The ski area of Cerler (1,500m-2,630m), above Benasque, is equally well maintained and served by decent lifts, if smaller, amounting to 52km of none-too-challenging pistes. But Benasque itself is much livelier, attracting the yuppie sets of Barcelona and Madrid, and mountaineers. The boutiques, apartments and bars that line its wide streets are attractively clad in local stone. Benasque is also a base for exploring, in snow-shoes and with a guide, the nearby Parque Natural Posets-Maladeta and the Esera Valley, which lies beneath the tallest mountain in the Pyrenees, Aneto (3,404m).

Be warned, though - prices in Baqueira-Beret and Benasque approach Alpine levels (a day's ski pass in Baqueira is €39/£28). And that's the main difference between the winter resorts of the Spanish and French Pyrenees: the range is Spain's primary snowsports playground, whereas for the French it's still regarded as a poor cousin to the Alps. This, for the UK skier or boarder in pursuit of a less hectic trip, is no bad thing. You'd better get there quickly, though: there may not be much coverage of the Pyrenean resorts in either the mainstream or specialist ski press, but the Brits are beginning to arrive. As a pisteur I was chatting to a couple of years ago in Puigmal explained to me, the Brits are beginning to turn up. How did he know? Because, he told me with a grin, when picking up skiers who had had a bit of a tumble these days, he was having to use his English occasionally.

TRAVELLER'S GUIDE

GETTING THERE

Ryanair (0906 270 5656; www.ryanair.com) offers the most services between the UK and the Pyrenees. It flies from Stansted to Biarritz, Pau and Perpignan; from Stansted, Nottingham/East Midlands and Liverpool to Carcassonne Salvaza; and from Blackpool, Bournemouth, Luton, Glasgow, Liverpool, Stansted and Nottingham East Midlands to Girona.
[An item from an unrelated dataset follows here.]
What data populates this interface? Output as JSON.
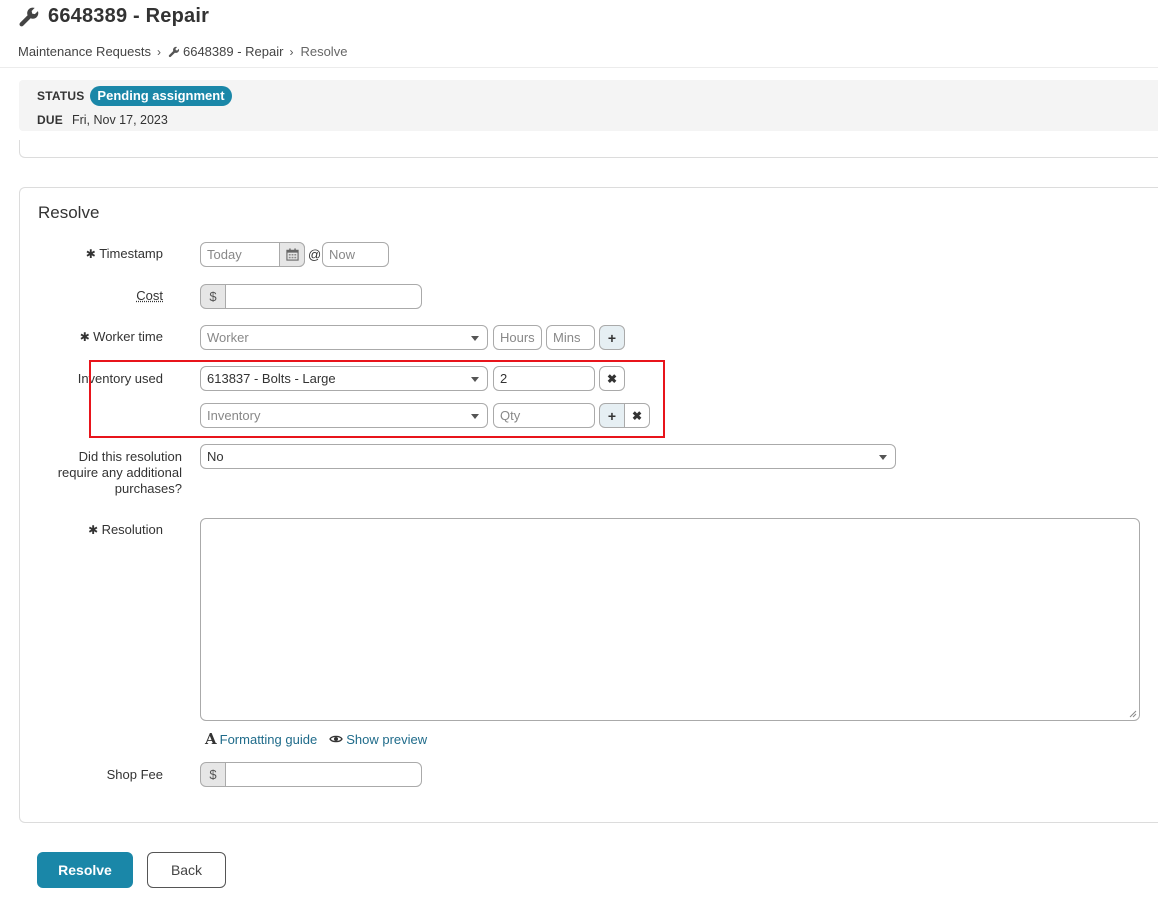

Toulouse Blagnac Airport is served by British Airways (0870 850 9 850; www.ba.com), Flybe (0871 700 0123; www.flybe.com), easyJet (090 5 821 0905; www.easyJet.com) and BMI (0870 60 70 555; www.flybmi.co.uk).

VISITING THERE

Parque Natural Posets Maladeta, Aragon, Spain (00 34 974 55 20 66; www.benasque.com/parque.html).

FURTHER INFORMATION

Domaine Tourmalet tourism (including Barèges, La Mongie, Campan), Haute-Pyrénées (00 33 5 62 95 50 71; www.tourmalet.fr).

Neiges Catalanes tourism (including Les Angles, Puyvalador, Formiguères, La Quillane, Font-Romeu, Porté-Puymorens, Espace Cambre d'Aze, Cerdagne-Puigmal), Pyrénées-Orientales, France (00 33 4 68 30 12 42; www.neigescatalanes.com).

Benasque tourist information, Aragon, Spain (00 34 974 551 289; www.turismobenasque.com).

Baqueira-Beret tourism, Spain (00 34 973 63 90 10; www.baqueira.es).

Cerler Tourism, Aragon, Spain (00 34 974 55 10 12; www.cerler.com).

French Government Tourist Office (09068 244 123, calls 60p/min; www.franceguide.com).